The key is lost by which I might unlock the perverse malady from which my Father's conscience seemed to suffer during the whole of this melancholy winter. But I think that a dislocation of his intellectual system had a great deal to do with it. Up to this point in his career, he had, as we have seen, nourished the delusion that science and revelation could be mutually justified, that some sort of compromise was possible. With great and ever greater distinctness, his investigations had shown him that in all departments of organic nature there are visible the evidences of slow modification of forms, of the type developed by the pressure and practice of aeons. This conviction lead been borne in upon him until it was positively irresistible. Where was his place, then, as a sincere and accurate observer? Manifestly, it was with the pioneers of the new truth, it was with Darwin, Wallace and Hooker. But did not the second chapter of 'Genesis' say that in six days the heavens and earth were finished, and the host of them, and that on the seventh day God ended his work which he had made?

Here was a dilemma! Geology certainly seemed to be true, but the Bible, which was God's word, was true. If the Bible said that all things in Heaven and Earth were created in six days, created in six days they were,--in six literal days of twenty-four hours each. The evidences of spontaneous variation of form, acting, over an immense space of time, upon ever-modifying organic structures, seemed overwhelming, but they must either be brought into line with the six-day labour of creation, or they must be rejected. I have already shown how my Father worked out the ingenious 'Omphalos' theory in order to justify himself as a strictly scientific observer who was also a humble slave of revelation. But the old convention and the new rebellion would alike have none of his compromise.

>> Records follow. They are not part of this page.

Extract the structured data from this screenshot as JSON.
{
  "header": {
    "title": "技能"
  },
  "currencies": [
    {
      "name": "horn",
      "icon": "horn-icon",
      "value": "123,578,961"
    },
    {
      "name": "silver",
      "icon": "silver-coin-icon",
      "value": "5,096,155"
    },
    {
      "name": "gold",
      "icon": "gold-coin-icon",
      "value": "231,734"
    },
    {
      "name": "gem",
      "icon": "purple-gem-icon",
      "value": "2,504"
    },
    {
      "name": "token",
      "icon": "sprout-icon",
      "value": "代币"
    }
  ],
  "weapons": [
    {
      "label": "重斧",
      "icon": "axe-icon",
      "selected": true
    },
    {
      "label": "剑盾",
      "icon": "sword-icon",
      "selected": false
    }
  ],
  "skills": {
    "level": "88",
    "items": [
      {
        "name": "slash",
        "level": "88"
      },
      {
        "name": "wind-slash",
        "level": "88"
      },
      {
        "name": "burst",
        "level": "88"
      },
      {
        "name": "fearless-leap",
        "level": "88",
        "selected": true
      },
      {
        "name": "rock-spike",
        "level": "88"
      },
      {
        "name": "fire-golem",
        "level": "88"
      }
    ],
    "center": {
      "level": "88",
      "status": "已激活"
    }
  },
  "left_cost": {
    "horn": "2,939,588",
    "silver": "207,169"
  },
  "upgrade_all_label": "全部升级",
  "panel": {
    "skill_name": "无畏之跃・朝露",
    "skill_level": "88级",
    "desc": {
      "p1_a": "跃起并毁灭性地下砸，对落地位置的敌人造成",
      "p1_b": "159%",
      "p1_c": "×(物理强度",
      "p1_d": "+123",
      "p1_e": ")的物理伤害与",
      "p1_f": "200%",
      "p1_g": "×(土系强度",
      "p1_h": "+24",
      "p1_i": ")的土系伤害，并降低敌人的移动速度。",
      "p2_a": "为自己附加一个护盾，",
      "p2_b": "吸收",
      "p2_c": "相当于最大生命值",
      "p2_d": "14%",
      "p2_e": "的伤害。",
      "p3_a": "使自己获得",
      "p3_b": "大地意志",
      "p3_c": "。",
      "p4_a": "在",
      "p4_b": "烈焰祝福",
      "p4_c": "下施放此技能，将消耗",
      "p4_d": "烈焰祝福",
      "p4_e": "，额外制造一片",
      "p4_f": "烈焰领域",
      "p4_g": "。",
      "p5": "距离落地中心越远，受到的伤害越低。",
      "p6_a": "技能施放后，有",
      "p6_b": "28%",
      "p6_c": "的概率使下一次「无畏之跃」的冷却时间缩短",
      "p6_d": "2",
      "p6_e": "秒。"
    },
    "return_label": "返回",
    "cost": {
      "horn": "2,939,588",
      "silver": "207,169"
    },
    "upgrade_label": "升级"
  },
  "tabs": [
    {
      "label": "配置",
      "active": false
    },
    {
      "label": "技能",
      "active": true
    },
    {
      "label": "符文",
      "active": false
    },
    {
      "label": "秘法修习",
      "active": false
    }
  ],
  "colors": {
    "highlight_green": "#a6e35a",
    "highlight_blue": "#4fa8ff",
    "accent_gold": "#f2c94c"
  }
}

To a mind so acute and at the same time so narrow as that of my Father--a mind which is all logical and positive without breadth, without suppleness and without imagination--to be subjected to a check of this kind is agony. It has not the relief of a smaller nature, which escapes from the dilemma by some foggy formula; nor the resolution of a larger nature to take to its wings and surmount the obstacle. My Father, although half suffocated by the emotion of being lifted, as it were, on the great biological wave, never dreamed of letting go his clutch of the ancient tradition, but hung there, strained and buffeted. It is extraordinary that he--an 'honest hodman of science', as Huxley once called him--should not have been content to allow others, whose horizons were wider than his could be, to pursue those purely intellectual surveys for which he had no species of aptitude. As a collector of facts and marshaller of observations, he had not a rival in that age; his very absence of imagination aided him in this work. But he was more an attorney than philosopher, and he lacked that sublime humility which is the crown of genius. For, this obstinate persuasion that he alone knew the mind of God, that he alone could interpret the designs of the Creator, what did it result from if not from a congenital lack of that highest modesty which replies 'I do not know' even to the questions which Faith, with menacing forger, insists on having most positively answered?